Whispr is designed to keep intake, follow-up, and handling inside a controlled system
Access is limited by role and scope, reporter follow-up uses a dedicated mailbox model, and audit activity is recorded in the product.
Whispr is built to keep reporting, follow-up, and case handling inside a controlled environment. Buyers, privacy teams, and IT reviewers can use this page to see the controls in the product, the hosted stack, and the areas that remain contract-dependent.
Access is limited by role and scope, reporter follow-up uses a dedicated mailbox model, and audit activity is recorded in the product.
The platform includes role-aware access, audit events, case routing, legal hold enforcement, and separation between reporter-visible and handler-only activity.
Security is only one part of the decision.

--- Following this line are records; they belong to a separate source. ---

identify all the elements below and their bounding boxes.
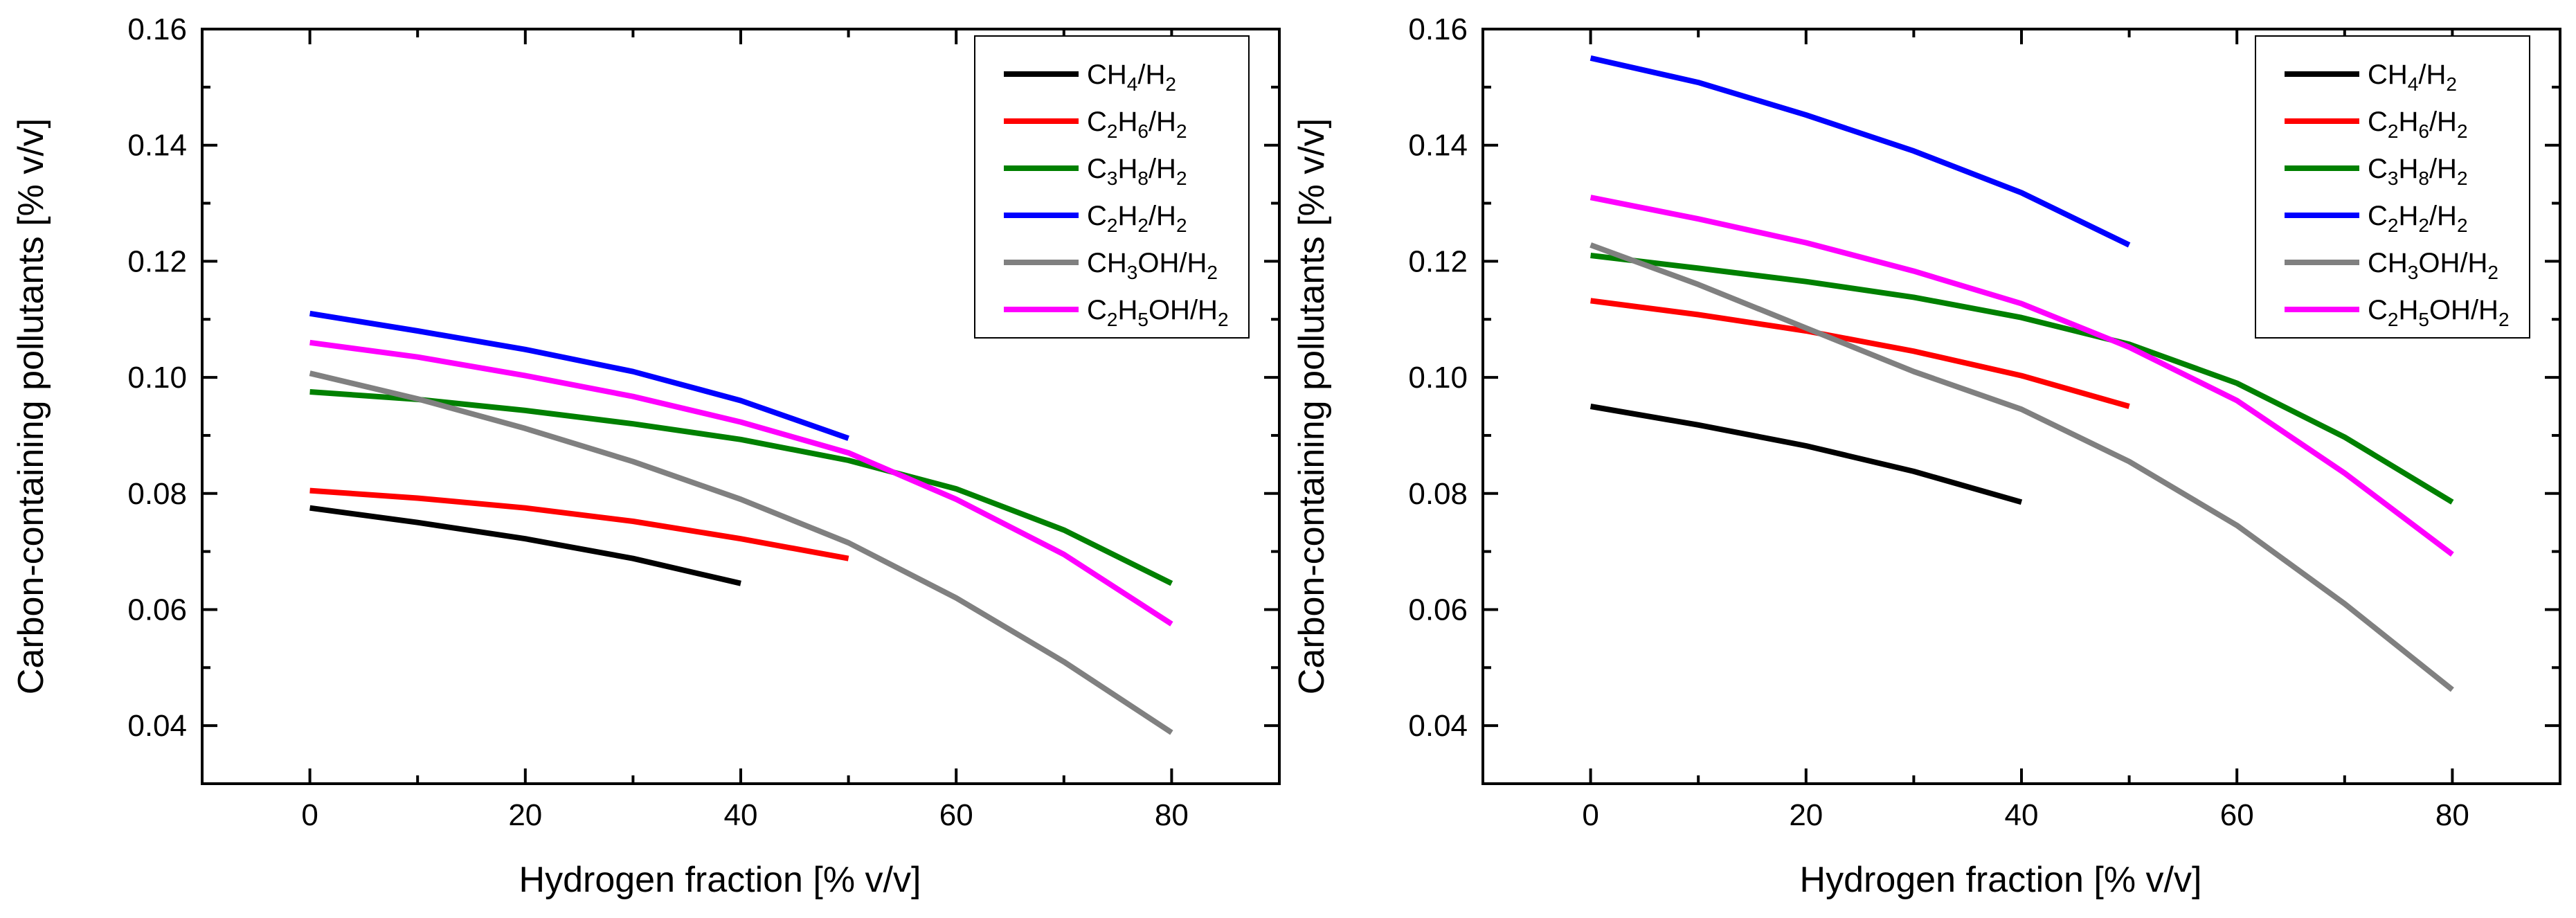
left-x-axis-label: Hydrogen fraction [% v/v] xyxy=(519,860,921,900)
right-y-tick-label: 0.10 xyxy=(1408,361,1468,395)
right-x-axis-label: Hydrogen fraction [% v/v] xyxy=(1800,860,2202,900)
right-legend-label-ch3oh-h2: CH3OH/H2 xyxy=(2368,248,2498,283)
left-x-tick-label: 0 xyxy=(301,798,318,832)
left-legend-label-ch3oh-h2: CH3OH/H2 xyxy=(1087,248,1218,283)
right-series-line-ch4-h2 xyxy=(1589,404,2023,505)
right-y-axis-label: Carbon-containing pollutants [% v/v] xyxy=(1292,118,1332,694)
left-series-line-c2h5oh-h2 xyxy=(309,339,1173,627)
left-y-tick-label: 0.14 xyxy=(127,129,187,163)
right-x-tick-label: 0 xyxy=(1582,798,1598,832)
right-y-tick-label: 0.12 xyxy=(1408,244,1468,278)
left-y-tick-label: 0.10 xyxy=(127,361,187,395)
right-series-line-c2h5oh-h2 xyxy=(1589,195,2454,557)
right-y-tick-label: 0.08 xyxy=(1408,477,1468,511)
left-legend-label-c2h5oh-h2: C2H5OH/H2 xyxy=(1087,295,1229,330)
right-legend-label-c2h2-h2: C2H2/H2 xyxy=(2368,201,2468,236)
right-chart-panel: 0 20 40 60 80 0.04 0.06 0.08 0.10 0.12 0.14 0.16 Hyd… xyxy=(1292,12,2561,900)
left-x-tick-label: 60 xyxy=(939,798,973,832)
left-y-axis-label: Carbon-containing pollutants [% v/v] xyxy=(11,118,51,694)
right-legend-label-c2h6-h2: C2H6/H2 xyxy=(2368,107,2468,142)
right-x-tick-label: 60 xyxy=(2220,798,2254,832)
left-y-tick-label: 0.08 xyxy=(127,477,187,511)
right-x-tick-label: 20 xyxy=(1789,798,1823,832)
left-y-tick-label: 0.16 xyxy=(127,12,187,46)
left-x-tick-label: 80 xyxy=(1155,798,1189,832)
left-legend-label-c3h8-h2: C3H8/H2 xyxy=(1087,154,1187,189)
right-x-tick-label: 40 xyxy=(2005,798,2039,832)
right-series-line-ch3oh-h2 xyxy=(1589,242,2454,692)
right-x-tick-label: 80 xyxy=(2435,798,2469,832)
right-legend-label-c2h5oh-h2: C2H5OH/H2 xyxy=(2368,295,2510,330)
left-series-line-ch3oh-h2 xyxy=(309,370,1173,735)
right-legend-label-ch4-h2: CH4/H2 xyxy=(2368,60,2457,95)
right-series-line-c2h2-h2 xyxy=(1589,55,2131,248)
left-y-tick-label: 0.12 xyxy=(127,244,187,278)
left-legend-label-c2h6-h2: C2H6/H2 xyxy=(1087,107,1187,142)
left-legend: CH4/H2 C2H6/H2 C3H8/H2 C2H2/H2 CH3OH/H2 C2H5O… xyxy=(974,35,1250,339)
right-series-line-c3h8-h2 xyxy=(1590,253,2454,505)
right-legend: CH4/H2 C2H6/H2 C3H8/H2 C2H2/H2 CH3OH/H2 C2H5O… xyxy=(2255,35,2530,339)
left-y-tick-label: 0.06 xyxy=(127,593,187,627)
left-legend-box xyxy=(974,35,1250,339)
left-series-line-c2h6-h2 xyxy=(309,487,849,561)
left-legend-label-c2h2-h2: C2H2/H2 xyxy=(1087,201,1187,236)
right-legend-label-c3h8-h2: C3H8/H2 xyxy=(2368,154,2468,189)
left-y-tick-label: 0.04 xyxy=(127,709,187,743)
right-y-tick-label: 0.04 xyxy=(1408,709,1468,743)
left-series-line-ch4-h2 xyxy=(309,505,741,586)
right-y-tick-label: 0.06 xyxy=(1408,593,1468,627)
right-y-tick-label: 0.16 xyxy=(1408,12,1468,46)
left-series-line-c3h8-h2 xyxy=(309,389,1173,586)
left-x-tick-label: 20 xyxy=(508,798,542,832)
right-y-tick-label: 0.14 xyxy=(1408,129,1468,163)
left-chart-panel: 0 20 40 60 80 0.04 0.06 0.08 0.10 0.12 0.14 0.16 Hyd… xyxy=(11,12,1281,900)
left-series-line-c2h2-h2 xyxy=(309,310,849,441)
left-legend-label-ch4-h2: CH4/H2 xyxy=(1087,60,1176,95)
right-legend-box xyxy=(2255,35,2530,339)
left-x-tick-label: 40 xyxy=(724,798,758,832)
right-series-line-c2h6-h2 xyxy=(1590,298,2130,409)
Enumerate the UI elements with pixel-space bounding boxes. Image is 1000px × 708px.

Teams should also confirm roles, retention rules, and operating responsibilities.
In compliance mode, the product creates a dedicated reporter mailbox token and return code for secure follow-up. Internal notes, assignment actions, and administrative audit history stay separate from the reporter-facing thread.
Whispr uses role-aware permission checks in the admin application. Disabled users are blocked, team roles are normalized, and access can be limited by assignment or organizational scope depending on the product mode.
Whispr is deployed on managed cloud services that provide encrypted transport and platform-level storage protections. If you need deeper assurance details, request the security packet during procurement or technical review.
The compliance backend defines audit events for case creation, acknowledgment, assignment, replies, note creation, file activity, exports, legal hold changes, retention changes, and closure. Export and close actions are blocked when an active legal hold is present.
To keep trust materials defensible, this page does not make unsupported promises about session inactivity windows, backup cadence, uptime SLAs, certification scope, or procurement turnaround times. Those items should appear only in signed agreements or technical review materials when they are actually available.